I went back to Howel with a mind that was full of what I might find on the morrow, but with little hope that there would be anything of sign that Owen yet lived. Howel was growing anxious for me as the darkness fell, and was glad to greet me, and I suppose my face told him somewhat.
“Why,” he said, as I stepped into the firelight on the hearth of the little house, “what is this? Have you heard news at last?”
“I have found one who will take us to the lost valley, but nothing more. I have heard nought fresh, but that there was indeed a priest with the men who took Owen away.”
“Well, we guessed as much as that; but I tell you plainly, Oswald, that I fear what may be in store for us in that place. Nona is not the girl to fancy things, and I know that her dreams must have been terrible to her. And then you also—”
“I fear, too,” I said. “But I do not think that anything will be worse than this long uncertainty. Well, that is to be seen. Now I must tell you who it is that is to guide us, and maybe you will say that it is a strange story enough. Have patience until you hear all, however.”

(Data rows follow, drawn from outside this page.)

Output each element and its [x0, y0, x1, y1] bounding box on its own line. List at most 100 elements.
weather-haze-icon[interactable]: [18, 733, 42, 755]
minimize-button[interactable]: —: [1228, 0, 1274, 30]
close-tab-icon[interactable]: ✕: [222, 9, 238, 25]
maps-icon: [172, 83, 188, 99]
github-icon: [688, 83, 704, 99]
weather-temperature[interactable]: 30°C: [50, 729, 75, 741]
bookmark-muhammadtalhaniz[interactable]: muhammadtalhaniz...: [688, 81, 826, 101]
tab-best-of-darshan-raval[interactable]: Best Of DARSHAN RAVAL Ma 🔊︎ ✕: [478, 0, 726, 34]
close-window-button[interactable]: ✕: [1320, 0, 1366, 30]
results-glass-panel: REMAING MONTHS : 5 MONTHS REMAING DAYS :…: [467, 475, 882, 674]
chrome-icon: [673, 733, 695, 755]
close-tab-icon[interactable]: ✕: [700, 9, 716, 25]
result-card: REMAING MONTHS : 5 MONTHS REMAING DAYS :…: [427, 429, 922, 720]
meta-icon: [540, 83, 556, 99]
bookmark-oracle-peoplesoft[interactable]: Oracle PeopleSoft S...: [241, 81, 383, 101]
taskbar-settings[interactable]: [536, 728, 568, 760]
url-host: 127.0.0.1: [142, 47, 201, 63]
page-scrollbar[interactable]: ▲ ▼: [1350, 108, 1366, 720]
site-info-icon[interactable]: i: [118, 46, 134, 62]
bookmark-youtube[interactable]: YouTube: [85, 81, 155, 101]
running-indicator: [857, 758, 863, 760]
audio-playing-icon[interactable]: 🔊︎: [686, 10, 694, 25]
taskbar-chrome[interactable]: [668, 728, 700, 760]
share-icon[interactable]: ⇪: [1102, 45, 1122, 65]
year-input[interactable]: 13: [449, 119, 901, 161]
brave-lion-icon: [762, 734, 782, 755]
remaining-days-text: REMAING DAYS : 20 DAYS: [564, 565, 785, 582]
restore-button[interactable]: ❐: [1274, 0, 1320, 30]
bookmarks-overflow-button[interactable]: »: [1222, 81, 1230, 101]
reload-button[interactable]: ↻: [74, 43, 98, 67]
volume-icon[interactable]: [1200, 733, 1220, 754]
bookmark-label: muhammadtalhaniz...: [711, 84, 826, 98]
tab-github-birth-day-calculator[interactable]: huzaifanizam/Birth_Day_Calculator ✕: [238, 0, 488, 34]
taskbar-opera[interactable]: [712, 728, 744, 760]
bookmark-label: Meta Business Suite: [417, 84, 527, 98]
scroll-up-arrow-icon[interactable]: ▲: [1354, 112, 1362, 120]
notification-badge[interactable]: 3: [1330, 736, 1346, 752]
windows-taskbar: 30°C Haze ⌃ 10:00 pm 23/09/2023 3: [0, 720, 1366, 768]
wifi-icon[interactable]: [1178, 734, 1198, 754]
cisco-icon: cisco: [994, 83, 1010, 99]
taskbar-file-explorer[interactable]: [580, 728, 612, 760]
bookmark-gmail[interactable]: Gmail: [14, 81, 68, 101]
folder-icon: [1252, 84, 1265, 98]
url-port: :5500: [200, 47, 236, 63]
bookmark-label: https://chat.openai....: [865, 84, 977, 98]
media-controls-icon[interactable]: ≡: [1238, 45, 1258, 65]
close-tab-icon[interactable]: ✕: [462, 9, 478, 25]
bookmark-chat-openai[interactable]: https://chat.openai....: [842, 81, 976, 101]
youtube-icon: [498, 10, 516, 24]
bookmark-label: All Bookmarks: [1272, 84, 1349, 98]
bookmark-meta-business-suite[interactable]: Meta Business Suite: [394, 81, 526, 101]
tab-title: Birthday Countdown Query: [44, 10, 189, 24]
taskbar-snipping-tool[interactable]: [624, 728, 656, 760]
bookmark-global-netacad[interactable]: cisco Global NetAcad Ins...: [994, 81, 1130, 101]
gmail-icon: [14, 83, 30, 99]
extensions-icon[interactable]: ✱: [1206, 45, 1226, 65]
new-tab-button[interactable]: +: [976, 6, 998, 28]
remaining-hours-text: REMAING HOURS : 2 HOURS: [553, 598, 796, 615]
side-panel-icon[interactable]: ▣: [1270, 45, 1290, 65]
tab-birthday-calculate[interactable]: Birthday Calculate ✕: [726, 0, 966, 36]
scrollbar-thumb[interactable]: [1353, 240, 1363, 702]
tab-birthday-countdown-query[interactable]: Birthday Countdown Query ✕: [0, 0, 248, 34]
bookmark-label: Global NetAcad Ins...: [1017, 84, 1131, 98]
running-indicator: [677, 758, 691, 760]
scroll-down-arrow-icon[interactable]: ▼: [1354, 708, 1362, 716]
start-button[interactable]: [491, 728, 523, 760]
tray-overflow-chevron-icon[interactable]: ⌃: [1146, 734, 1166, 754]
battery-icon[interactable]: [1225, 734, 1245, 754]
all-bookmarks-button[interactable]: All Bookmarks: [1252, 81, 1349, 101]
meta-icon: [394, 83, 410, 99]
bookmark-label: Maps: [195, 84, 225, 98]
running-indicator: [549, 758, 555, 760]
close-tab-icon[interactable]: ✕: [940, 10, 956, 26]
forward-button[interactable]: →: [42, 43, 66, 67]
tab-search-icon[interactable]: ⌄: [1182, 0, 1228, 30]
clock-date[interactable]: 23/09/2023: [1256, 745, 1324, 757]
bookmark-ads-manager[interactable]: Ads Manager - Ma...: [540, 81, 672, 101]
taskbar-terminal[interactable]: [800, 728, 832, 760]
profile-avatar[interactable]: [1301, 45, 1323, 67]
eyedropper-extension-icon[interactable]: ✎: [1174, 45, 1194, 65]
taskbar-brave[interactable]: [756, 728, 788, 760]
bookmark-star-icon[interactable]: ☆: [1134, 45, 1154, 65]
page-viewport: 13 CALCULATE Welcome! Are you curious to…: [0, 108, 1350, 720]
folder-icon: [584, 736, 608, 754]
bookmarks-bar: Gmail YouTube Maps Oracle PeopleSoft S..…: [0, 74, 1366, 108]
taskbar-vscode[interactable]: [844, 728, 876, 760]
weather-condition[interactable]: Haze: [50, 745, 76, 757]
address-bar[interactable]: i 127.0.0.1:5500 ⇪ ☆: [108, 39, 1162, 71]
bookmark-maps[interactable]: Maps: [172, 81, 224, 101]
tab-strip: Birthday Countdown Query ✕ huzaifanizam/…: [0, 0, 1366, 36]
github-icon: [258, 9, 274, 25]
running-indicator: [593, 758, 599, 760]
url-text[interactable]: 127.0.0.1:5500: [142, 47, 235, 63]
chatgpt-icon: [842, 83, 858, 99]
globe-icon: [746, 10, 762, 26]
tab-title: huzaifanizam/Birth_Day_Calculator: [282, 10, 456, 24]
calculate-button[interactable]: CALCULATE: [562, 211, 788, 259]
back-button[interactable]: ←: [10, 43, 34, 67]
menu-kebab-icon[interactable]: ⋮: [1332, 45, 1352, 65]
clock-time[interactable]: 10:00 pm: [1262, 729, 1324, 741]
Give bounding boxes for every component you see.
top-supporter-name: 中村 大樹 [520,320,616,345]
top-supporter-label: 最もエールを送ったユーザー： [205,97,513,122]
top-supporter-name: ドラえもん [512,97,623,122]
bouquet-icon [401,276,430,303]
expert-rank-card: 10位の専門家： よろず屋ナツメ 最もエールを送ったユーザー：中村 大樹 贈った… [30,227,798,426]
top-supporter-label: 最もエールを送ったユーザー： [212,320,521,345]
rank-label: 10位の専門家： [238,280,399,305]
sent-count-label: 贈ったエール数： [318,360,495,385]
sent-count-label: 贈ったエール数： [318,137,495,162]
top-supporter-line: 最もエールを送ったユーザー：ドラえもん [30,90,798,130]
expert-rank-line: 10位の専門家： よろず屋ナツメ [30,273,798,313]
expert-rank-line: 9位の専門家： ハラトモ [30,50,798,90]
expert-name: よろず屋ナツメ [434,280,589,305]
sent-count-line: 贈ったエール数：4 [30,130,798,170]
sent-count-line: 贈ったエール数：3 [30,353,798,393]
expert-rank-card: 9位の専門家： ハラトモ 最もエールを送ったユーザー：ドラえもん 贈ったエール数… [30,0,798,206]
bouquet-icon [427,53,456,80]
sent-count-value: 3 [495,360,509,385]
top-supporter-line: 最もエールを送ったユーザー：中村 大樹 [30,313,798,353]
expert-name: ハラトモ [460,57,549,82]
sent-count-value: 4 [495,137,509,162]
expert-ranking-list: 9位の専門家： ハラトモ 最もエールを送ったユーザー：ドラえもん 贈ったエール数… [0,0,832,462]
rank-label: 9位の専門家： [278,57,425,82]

So I told him, beginning with the certainty that I had had some friend at work for me, and then telling him at last that I had found the man who had indeed saved me from these two dangers, and would also have saved Owen if he could.
“Why, how is it that he kept himself hidden all the time?”
“For good reason enough, in which you have some share,” I answered, laughing. “It is none other than Evan the chapman.”